Le trafic est une variable intéressante pour cette étude. Les changements des logiques de
mobilité nous amène à intégrer le trafic kilométrique des voyageurs et le trafic kilométrique
des marchandises. L’emploi du domaine de transport constitue à son tour une variable
pertinente appartenant à la fois aux deux sphères.
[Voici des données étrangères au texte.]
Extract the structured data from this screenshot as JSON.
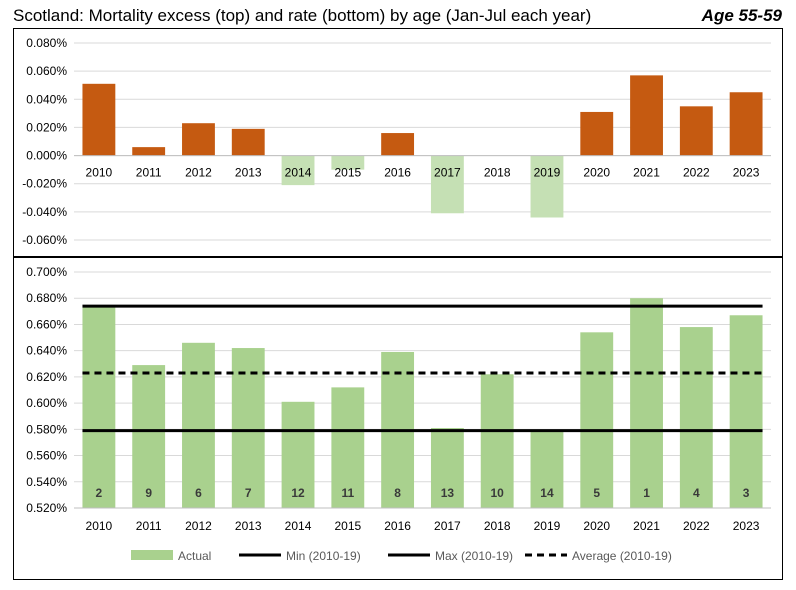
{
  "header": {
    "title": "Scotland: Mortality excess (top) and rate (bottom) by age (Jan-Jul each year)",
    "subtitle": "Age 55-59"
  },
  "colors": {
    "positive": "#c55a11",
    "negative": "#c5e0b4",
    "actual": "#a9d18e",
    "rank_text": "#3a3a3a",
    "grid": "#d9d9d9",
    "line": "#000000"
  },
  "chart_data": [
    {
      "type": "bar",
      "name": "excess",
      "categories": [
        "2010",
        "2011",
        "2012",
        "2013",
        "2014",
        "2015",
        "2016",
        "2017",
        "2018",
        "2019",
        "2020",
        "2021",
        "2022",
        "2023"
      ],
      "values": [
        0.051,
        0.006,
        0.023,
        0.019,
        -0.021,
        -0.01,
        0.016,
        -0.041,
        0.0,
        -0.044,
        0.031,
        0.057,
        0.035,
        0.045
      ],
      "yticks": [
        "0.080%",
        "0.060%",
        "0.040%",
        "0.020%",
        "0.000%",
        "-0.020%",
        "-0.040%",
        "-0.060%"
      ],
      "ylim": [
        -0.06,
        0.08
      ],
      "grid": true
    },
    {
      "type": "bar",
      "name": "rate",
      "categories": [
        "2010",
        "2011",
        "2012",
        "2013",
        "2014",
        "2015",
        "2016",
        "2017",
        "2018",
        "2019",
        "2020",
        "2021",
        "2022",
        "2023"
      ],
      "series": [
        {
          "name": "Actual",
          "values": [
            0.673,
            0.629,
            0.646,
            0.642,
            0.601,
            0.612,
            0.639,
            0.581,
            0.622,
            0.579,
            0.654,
            0.68,
            0.658,
            0.667
          ]
        }
      ],
      "ranks": [
        "2",
        "9",
        "6",
        "7",
        "12",
        "11",
        "8",
        "13",
        "10",
        "14",
        "5",
        "1",
        "4",
        "3"
      ],
      "reference_lines": [
        {
          "name": "Min (2010-19)",
          "value": 0.579,
          "style": "solid"
        },
        {
          "name": "Max (2010-19)",
          "value": 0.674,
          "style": "solid"
        },
        {
          "name": "Average (2010-19)",
          "value": 0.623,
          "style": "dashed"
        }
      ],
      "yticks": [
        "0.700%",
        "0.680%",
        "0.660%",
        "0.640%",
        "0.620%",
        "0.600%",
        "0.580%",
        "0.560%",
        "0.540%",
        "0.520%"
      ],
      "ylim": [
        0.52,
        0.7
      ],
      "grid": true,
      "legend_position": "bottom"
    }
  ]
}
Ainsi, nous considérons les variables
suivantes en logarithmes depuis 1962 :
- les dépenses totales relatives au domaine du transport (LDTDT) ;
- le nombre d’emplois créés dans le domaine du transport (LECDT) ;
- l’emploi total dans les transports, tous modes confondus (LEDT) ;
- l’emploi total dans l’économie (LETE) ;
- le trafic kilométrique des voyageurs (LTKV) ;
- le trafic kilométrique des marchandises (LTKM) ;
- la population totale (LPOP) ;
- la croissance économique, évaluée par le PIB (LPIB).
6Ceci est dû à la simple raison que la somme des dépenses par mode (aérien, routier, ferroviaire, maritime et
télécommunications) est égale aux dépenses totales du domaine de transport.